Although India has no specific knowledge of the Pegasus mockery, it has stated that the United States is “illegally” spying on civil society, government critics and journalists.

The use of Pegasus software to spy on politicians, journalists, human rights activists and others in many countries, including India, has raised issues of privacy.

Politicians, activists and journalists are among those affected by the phone spyware sold by Israeli government NSO Group Technologies to various governments, according to the International Media Coalition.

Dean Thompson, Assistant Secretary of State for South and Central Asian Affairs, told a news conference: “The use of such technology against civil society or by critics, journalists, or the like is a matter of course.” Here Friday.

More than 300 verified mobile phone numbers More than 40 journalists, three opposition leaders and more than 300 businessmen and activists in India, more than 300 certified mobile phone numbers could be hacked by Pegasus Spyware, the world’s media reported Sunday.

Attempts are being made to “damage” India’s democracy by dismissing allegations in connection with the Pegasus slide on Monday.

Information Technology Minister Ashwini Vishnaw said illegal control is not possible under the country’s laws through checks and balances. On July 18, 2021, the press reports appear to be an attempt to undermine India’s democracy and well-established institutions, ā€¯Vishnau told parliament.
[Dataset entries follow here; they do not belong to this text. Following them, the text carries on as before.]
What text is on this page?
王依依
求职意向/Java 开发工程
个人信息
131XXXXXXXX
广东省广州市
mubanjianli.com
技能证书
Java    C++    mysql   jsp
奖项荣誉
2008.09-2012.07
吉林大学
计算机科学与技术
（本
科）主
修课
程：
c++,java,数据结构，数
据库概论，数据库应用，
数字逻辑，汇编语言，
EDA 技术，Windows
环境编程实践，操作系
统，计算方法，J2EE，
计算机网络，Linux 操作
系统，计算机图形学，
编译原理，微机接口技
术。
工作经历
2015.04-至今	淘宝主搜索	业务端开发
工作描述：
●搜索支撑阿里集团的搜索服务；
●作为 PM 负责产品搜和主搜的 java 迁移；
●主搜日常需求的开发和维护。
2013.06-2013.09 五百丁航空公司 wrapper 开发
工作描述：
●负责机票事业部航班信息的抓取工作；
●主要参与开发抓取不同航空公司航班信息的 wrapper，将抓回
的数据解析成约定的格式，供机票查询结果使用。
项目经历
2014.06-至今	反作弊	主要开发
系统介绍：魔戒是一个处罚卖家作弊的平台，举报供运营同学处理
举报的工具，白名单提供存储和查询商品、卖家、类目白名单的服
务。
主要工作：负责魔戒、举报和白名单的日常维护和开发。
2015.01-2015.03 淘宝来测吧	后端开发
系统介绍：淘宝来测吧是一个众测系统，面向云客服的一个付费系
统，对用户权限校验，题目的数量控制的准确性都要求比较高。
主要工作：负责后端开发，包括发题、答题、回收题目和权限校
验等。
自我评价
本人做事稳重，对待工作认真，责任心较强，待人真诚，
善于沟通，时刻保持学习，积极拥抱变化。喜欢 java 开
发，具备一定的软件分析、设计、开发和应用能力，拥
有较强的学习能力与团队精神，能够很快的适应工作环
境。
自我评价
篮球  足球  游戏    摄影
“India has a protocol in place when it comes to monitoring. … There is no such thing as illegal monitoring in our constitution and in the balance between our strong institutions,” he said.

State Minister for Foreign Affairs Menakshi Leki said on Thursday that the allegations through Israeli spyware Pegasus were “fabricated, fabricated and unsubstantiated” and that news reports based on it were “defamatory.”

Asked about the Pegasus snooze in India, Thompson said:

We – I do not have a special understanding of India.

“I know this is a big issue, but I think I’m trying to find ways for companies to make sure they don’t use this kind of technology. And we will definitely continue to push these issues,” he said.